Had he run in Footpad's Arkle the day before, where they went four seconds faster between the first and three out, I think he could have been run off his feet. The issue, as I hinted at earlier, is that Might Bite can be relied upon to win the King George and, whilst Altior may yet be better at the intermediate trip, it would be a stretch to suggest he'd stay a Gold Cup trip. He'll almost certainly remain over two miles, but I'd be concerned that he'll be vulnerable in that division next year.

Footpad really has the world at his feet, and given his strength is how powerfully he travels and jumps at pace, running him over further than two miles would be the wrong move, in my opinion: his strength at the finish has never been his long suit, and my guess is that Mullins is wanting to fit a square peg into a circular hole by trying to turn him into a Gold Cup horse. Time will tell.

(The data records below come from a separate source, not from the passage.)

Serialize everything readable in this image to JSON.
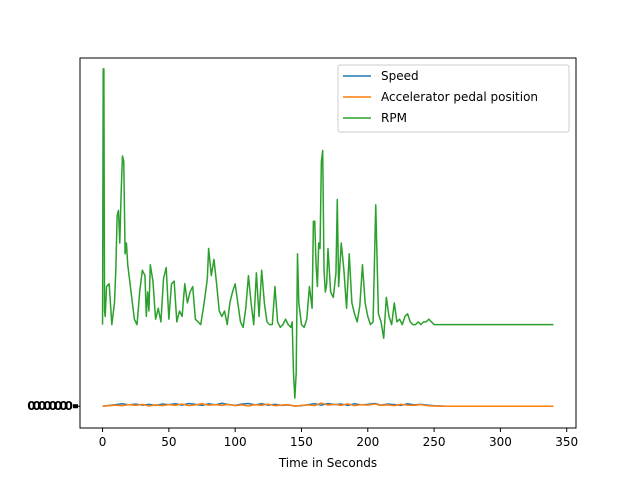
{
  "chart_data": {
    "type": "line",
    "xlabel": "Time in Seconds",
    "ylabel": "",
    "xlim": [
      -17,
      357
    ],
    "ylim": [
      -80,
      1280
    ],
    "xticks": [
      0,
      50,
      100,
      150,
      200,
      250,
      300,
      350
    ],
    "xtick_labels": [
      "0",
      "50",
      "100",
      "150",
      "200",
      "250",
      "300",
      "350"
    ],
    "ytick_label_text": "00000000",
    "grid": false,
    "legend_position": "top-right",
    "series": [
      {
        "name": "Speed",
        "color": "#1f77b4",
        "x": [
          0,
          10,
          15,
          20,
          25,
          30,
          35,
          40,
          45,
          50,
          55,
          60,
          65,
          70,
          75,
          80,
          85,
          90,
          95,
          100,
          105,
          110,
          115,
          120,
          125,
          130,
          135,
          140,
          145,
          150,
          155,
          160,
          165,
          170,
          175,
          180,
          185,
          190,
          195,
          200,
          205,
          210,
          215,
          220,
          225,
          230,
          235,
          240,
          245,
          250,
          255,
          260,
          300,
          340
        ],
        "values": [
          0,
          6,
          9,
          5,
          8,
          4,
          7,
          3,
          8,
          6,
          9,
          4,
          10,
          7,
          3,
          9,
          5,
          11,
          6,
          3,
          8,
          10,
          5,
          9,
          4,
          7,
          3,
          5,
          1,
          2,
          6,
          9,
          4,
          10,
          6,
          8,
          3,
          9,
          5,
          7,
          10,
          4,
          8,
          6,
          3,
          9,
          5,
          7,
          4,
          2,
          1,
          0,
          0,
          0
        ]
      },
      {
        "name": "Accelerator pedal position",
        "color": "#ff7f0e",
        "x": [
          0,
          10,
          15,
          20,
          25,
          30,
          35,
          40,
          45,
          50,
          55,
          60,
          65,
          70,
          75,
          80,
          85,
          90,
          95,
          100,
          105,
          110,
          115,
          120,
          125,
          130,
          135,
          140,
          145,
          150,
          155,
          160,
          165,
          170,
          175,
          180,
          185,
          190,
          195,
          200,
          205,
          210,
          215,
          220,
          225,
          230,
          235,
          240,
          245,
          250,
          255,
          260,
          300,
          340
        ],
        "values": [
          0,
          4,
          2,
          6,
          3,
          7,
          1,
          5,
          2,
          6,
          3,
          8,
          2,
          5,
          9,
          4,
          6,
          3,
          7,
          2,
          5,
          1,
          6,
          3,
          8,
          2,
          4,
          6,
          0,
          3,
          5,
          2,
          12,
          4,
          7,
          3,
          9,
          2,
          6,
          4,
          8,
          3,
          5,
          2,
          7,
          4,
          3,
          6,
          2,
          1,
          0,
          0,
          0,
          0
        ]
      },
      {
        "name": "RPM",
        "color": "#2ca02c",
        "x": [
          0,
          0.5,
          1,
          1.5,
          2,
          3,
          5,
          7,
          9,
          10,
          11,
          12,
          13,
          14,
          15,
          16,
          17,
          18,
          19,
          20,
          22,
          24,
          26,
          28,
          30,
          32,
          33,
          34,
          35,
          36,
          38,
          40,
          42,
          44,
          46,
          48,
          50,
          52,
          54,
          56,
          58,
          60,
          62,
          64,
          66,
          68,
          70,
          72,
          74,
          76,
          78,
          79,
          80,
          82,
          84,
          86,
          88,
          90,
          92,
          94,
          96,
          98,
          100,
          102,
          104,
          106,
          108,
          110,
          112,
          114,
          116,
          118,
          120,
          122,
          124,
          126,
          128,
          130,
          132,
          134,
          136,
          138,
          140,
          142,
          143,
          144,
          145,
          146,
          147,
          148,
          150,
          152,
          154,
          156,
          158,
          159,
          160,
          161,
          162,
          163,
          164,
          165,
          166,
          167,
          168,
          169,
          170,
          172,
          174,
          176,
          177,
          178,
          180,
          182,
          184,
          186,
          188,
          190,
          192,
          194,
          196,
          198,
          200,
          202,
          204,
          206,
          208,
          210,
          212,
          214,
          216,
          218,
          220,
          222,
          224,
          226,
          228,
          230,
          232,
          234,
          236,
          238,
          240,
          242,
          244,
          246,
          248,
          250,
          252,
          254,
          256,
          258,
          260,
          262,
          264,
          266,
          268,
          270,
          272,
          274,
          276,
          280,
          300,
          320,
          340
        ],
        "values": [
          300,
          1240,
          1240,
          350,
          330,
          440,
          450,
          300,
          380,
          500,
          700,
          720,
          600,
          780,
          920,
          900,
          560,
          600,
          520,
          480,
          400,
          320,
          300,
          420,
          500,
          480,
          330,
          420,
          350,
          520,
          460,
          320,
          360,
          310,
          470,
          510,
          320,
          450,
          460,
          310,
          350,
          330,
          450,
          380,
          420,
          440,
          320,
          310,
          300,
          360,
          430,
          470,
          580,
          480,
          540,
          450,
          350,
          330,
          350,
          300,
          380,
          420,
          450,
          380,
          310,
          290,
          360,
          480,
          380,
          300,
          490,
          330,
          500,
          380,
          310,
          300,
          300,
          440,
          310,
          290,
          300,
          320,
          300,
          290,
          310,
          120,
          30,
          120,
          560,
          380,
          300,
          290,
          320,
          440,
          360,
          680,
          680,
          520,
          440,
          600,
          580,
          900,
          940,
          500,
          420,
          450,
          580,
          420,
          400,
          490,
          760,
          440,
          600,
          500,
          360,
          560,
          380,
          340,
          310,
          370,
          520,
          380,
          330,
          300,
          310,
          740,
          340,
          310,
          250,
          400,
          330,
          300,
          380,
          310,
          320,
          300,
          330,
          340,
          310,
          300,
          300,
          310,
          300,
          310,
          310,
          320,
          310,
          300,
          300,
          300,
          300,
          300,
          300,
          300,
          300,
          300,
          300,
          300,
          300,
          300,
          300,
          300,
          300,
          300,
          300
        ]
      }
    ]
  }
}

Tiger Roll is my horse of the season

I think to finish though, I'll have to highlight Tiger Roll as the horse of the season. I've never backed Tiger Roll in my life - although I've laid him a couple of times - and he's never really been on my radar as a horse to follow.

Diminutive, but straightforward and really game, he's jumped from winning a Triumph Hurdle, a race few ever really go on from, to winning the four mile National Hunt Chase, the Cross-Country race and then the Grand National, all within four short years.

He's not the classiest horse in the world nor, despite the irony in saying this, would I say he's the strongest of stayers either, but he's clearly got the heart of, well, a tiger and is one of those rare horses who will take to whatever discipline he's asked. He's a legend, and I'll watch with interest where he's career will go from here.